We put some agreements in place a few weeks ago, outlining our expectations from each other, which we both agreed n promised to fulfil. One of these was him playing mind games. He plays a lot of mind games, he twists and turns words and tries to make me look like a really bad person, which has become really irritating now. I've spoken to him previously about this on several occasions and he always tells me he will change this habit, but to date it's still the same.
Also with everything that has happened, he agreed to be open honest and transparent to help build the trust. But there have been occasions where this has not been the case. I'm trying to trust him, but sometimes I find it really hard... I guess when such a big lie is told, everything else he does or done becomes questionable for me.
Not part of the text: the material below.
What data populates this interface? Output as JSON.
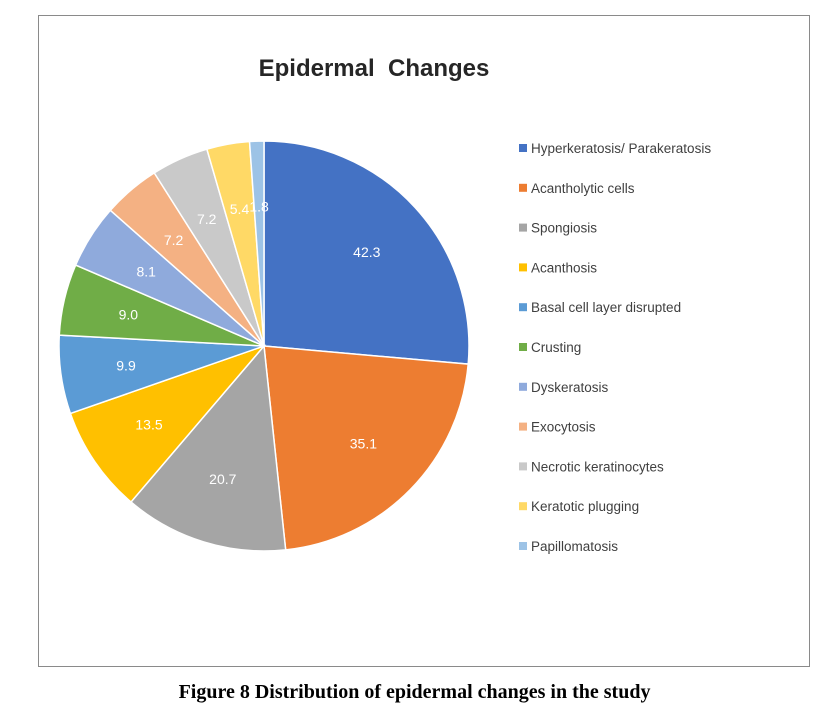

Is love enough for a relationship to work where trust just seems to be drifting apart?
I don't see that passion that determination in him to make a go of this relationship... Only when I tell him it's over does he make an effort to put things right... But after that he just goes back to lazy and playing mind games as he's very immature.
I really don't know whether it's worth it... It's like a cycle and we just keep going round in circles...
Is there any light at the end of the tunnel? How can we move towards it? What advise can you give me to decide on what I should do?
Expert:  TherapistJen replied 1 year ago.
Love isn't always enough but trust can be rebuilt over time if each person desires to put the work in. It is a lot to put on yourself and him that he has to make you happy, only you can do that and only you can decide if you have the strength to let go a bit and let things play out to see if this relationship can work.